Pertama anda harus punya niat menulis. Dalam tulisan saya sebelumnya saya sampaikan bahwa “Menulis adalah Kewajiban”, jadi tidak ada alasan untuk tidak berniat menulis.

Kedua anda harus mencari dan bergabung dengan group atau komunitas penulis. Anda bisa bergabung dengan komunitas penulis secara offline, dan rajinlah menghadiri pertemuan. Atau anda bisa bergabung dalam group-group penulis secara online seperti PNBB – Proyek Nulis Buku Bareng. Group PNBB sangat direkomendasikan karena untuk jadi anggota tidak ada syaratnya kecuali niat kuat menulis.

Dua langkah tadi adalah modal kuat anda untuk mengatasi segala hambatan-hambatan untuk menulis. Bagaimana caranya?

Saat anda merasa buntu…Saat anda sangat sulit memulai menulis atau melanjutkan menulis, letakkan pena anda, matikan dulu computer anda. Lakukan gerakan-gerakan olah raga ringan untuk melemaskan otot-otot anda. Kemudian minumlah air putih pelan-pelan, nikmati kesegarannya. Setelah badan terasa rilek dan segar, duduklah dengan santai atau berbaringlah dengan nyaman.

Pejamkan mata anda. Imajinasikan saat-saat anda sudah menyelesaikan tulisan anda, dan anda posting/share/bagikan tulisan anda kepada teman-teman komunitas atau group anda. Imajinasikan atau visualisasikan ekspresi kebahagiaan wajah-wajah mereka saat membaca tulisan anda. Anda juga bisa memvisualkan wajah-wajah bahagia orang-orang yang anda cintai. Dalam pikiran anda munculkan suara-suara komentar mereka yang membangun, yang berterima kasih atas tulisan anda.

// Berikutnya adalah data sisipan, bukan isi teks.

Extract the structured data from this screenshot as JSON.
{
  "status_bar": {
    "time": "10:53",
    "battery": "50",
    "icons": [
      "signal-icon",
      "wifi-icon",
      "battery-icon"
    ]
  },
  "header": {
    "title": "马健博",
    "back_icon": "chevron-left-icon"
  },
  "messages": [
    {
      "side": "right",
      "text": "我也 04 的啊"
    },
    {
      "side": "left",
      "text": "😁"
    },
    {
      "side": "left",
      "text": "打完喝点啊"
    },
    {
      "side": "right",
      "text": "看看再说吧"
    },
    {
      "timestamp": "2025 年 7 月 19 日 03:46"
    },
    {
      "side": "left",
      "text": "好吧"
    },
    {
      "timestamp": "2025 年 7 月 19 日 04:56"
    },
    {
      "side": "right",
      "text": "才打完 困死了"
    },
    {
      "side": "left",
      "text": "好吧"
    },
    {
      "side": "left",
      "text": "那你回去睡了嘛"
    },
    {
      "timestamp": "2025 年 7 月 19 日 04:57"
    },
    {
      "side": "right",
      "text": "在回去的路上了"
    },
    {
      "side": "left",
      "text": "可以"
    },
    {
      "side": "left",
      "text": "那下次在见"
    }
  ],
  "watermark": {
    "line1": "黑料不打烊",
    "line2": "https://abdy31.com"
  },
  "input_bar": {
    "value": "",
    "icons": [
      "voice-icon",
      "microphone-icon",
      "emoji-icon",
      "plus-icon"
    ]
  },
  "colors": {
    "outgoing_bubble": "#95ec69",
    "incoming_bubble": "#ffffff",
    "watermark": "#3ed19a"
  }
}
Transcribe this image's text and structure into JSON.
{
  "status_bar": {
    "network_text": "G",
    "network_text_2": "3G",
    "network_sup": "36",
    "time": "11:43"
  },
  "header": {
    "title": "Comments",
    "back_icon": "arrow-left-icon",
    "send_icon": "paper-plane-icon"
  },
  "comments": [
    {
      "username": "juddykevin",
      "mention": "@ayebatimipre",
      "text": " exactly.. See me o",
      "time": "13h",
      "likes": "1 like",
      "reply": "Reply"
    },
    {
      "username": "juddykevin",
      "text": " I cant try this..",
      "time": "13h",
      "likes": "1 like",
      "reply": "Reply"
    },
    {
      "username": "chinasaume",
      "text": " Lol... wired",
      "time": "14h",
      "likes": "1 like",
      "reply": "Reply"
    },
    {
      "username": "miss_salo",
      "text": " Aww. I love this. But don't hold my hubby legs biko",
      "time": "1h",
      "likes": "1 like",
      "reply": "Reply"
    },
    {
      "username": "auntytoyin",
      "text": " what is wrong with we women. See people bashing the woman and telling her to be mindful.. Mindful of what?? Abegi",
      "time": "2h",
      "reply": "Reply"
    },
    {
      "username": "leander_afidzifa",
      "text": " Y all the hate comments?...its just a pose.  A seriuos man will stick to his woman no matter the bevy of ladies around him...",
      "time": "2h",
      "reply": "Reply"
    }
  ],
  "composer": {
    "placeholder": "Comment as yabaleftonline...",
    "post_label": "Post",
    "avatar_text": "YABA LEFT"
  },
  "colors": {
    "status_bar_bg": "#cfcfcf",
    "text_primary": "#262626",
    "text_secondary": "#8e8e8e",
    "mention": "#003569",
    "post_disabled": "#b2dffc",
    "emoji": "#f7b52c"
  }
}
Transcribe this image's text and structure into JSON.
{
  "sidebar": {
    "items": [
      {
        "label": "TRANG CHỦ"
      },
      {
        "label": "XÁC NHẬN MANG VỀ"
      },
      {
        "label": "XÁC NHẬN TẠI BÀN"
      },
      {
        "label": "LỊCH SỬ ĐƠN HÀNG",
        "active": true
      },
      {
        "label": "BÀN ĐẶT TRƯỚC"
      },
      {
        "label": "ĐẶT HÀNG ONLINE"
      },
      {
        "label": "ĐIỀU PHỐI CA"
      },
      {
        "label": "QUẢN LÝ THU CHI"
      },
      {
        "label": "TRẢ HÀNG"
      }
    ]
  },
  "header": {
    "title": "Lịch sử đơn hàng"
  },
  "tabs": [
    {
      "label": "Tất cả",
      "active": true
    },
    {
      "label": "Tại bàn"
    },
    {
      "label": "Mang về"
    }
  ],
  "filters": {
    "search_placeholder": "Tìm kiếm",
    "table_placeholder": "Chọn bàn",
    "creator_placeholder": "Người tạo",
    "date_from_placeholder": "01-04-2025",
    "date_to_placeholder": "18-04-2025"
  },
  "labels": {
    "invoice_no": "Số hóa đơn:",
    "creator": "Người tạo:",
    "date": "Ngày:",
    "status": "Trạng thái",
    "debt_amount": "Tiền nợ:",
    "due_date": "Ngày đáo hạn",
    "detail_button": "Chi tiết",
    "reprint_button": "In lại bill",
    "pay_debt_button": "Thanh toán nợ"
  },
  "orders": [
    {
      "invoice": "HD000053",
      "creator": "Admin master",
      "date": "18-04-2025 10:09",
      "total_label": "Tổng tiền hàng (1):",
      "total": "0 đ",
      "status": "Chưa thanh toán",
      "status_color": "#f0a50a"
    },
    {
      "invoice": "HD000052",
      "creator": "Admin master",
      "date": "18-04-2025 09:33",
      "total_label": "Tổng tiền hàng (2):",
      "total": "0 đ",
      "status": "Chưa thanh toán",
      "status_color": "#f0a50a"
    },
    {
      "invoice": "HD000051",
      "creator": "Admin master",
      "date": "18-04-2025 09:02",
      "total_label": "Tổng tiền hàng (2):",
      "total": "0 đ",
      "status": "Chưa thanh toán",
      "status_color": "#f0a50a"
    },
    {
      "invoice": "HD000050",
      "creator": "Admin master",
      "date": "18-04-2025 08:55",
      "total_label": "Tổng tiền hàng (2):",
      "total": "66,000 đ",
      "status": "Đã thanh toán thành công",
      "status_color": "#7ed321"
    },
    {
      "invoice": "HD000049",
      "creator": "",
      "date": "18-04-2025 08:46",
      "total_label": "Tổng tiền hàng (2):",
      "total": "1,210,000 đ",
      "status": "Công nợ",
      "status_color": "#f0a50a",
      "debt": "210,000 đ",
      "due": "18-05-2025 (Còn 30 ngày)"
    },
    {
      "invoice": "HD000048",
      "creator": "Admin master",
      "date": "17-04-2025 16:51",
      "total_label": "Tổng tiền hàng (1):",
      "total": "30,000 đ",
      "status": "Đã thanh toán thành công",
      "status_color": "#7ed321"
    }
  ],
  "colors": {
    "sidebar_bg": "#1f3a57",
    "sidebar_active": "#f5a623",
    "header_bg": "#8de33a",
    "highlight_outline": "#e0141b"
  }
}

Rasakan perasaan anda saat itu terjadi, rasa bahagia sudah berbuat sesuatu, rasa bahagia sudah berbagi. Kuatkan visualisasi, suara-suara, dan perasaan bahagia itu…Kuatkan…Tarik napas pelan dan dalam, tahan sebentar, kemudian lepaskan. Lakukan beberapa kali tarikan napas. Biarkan tubuh dan pikiran anda merasa nyaman sampai anda merasa cukup.

Selanjutnya buka mata anda, dan Insya ALLOH anda siap untuk menulis…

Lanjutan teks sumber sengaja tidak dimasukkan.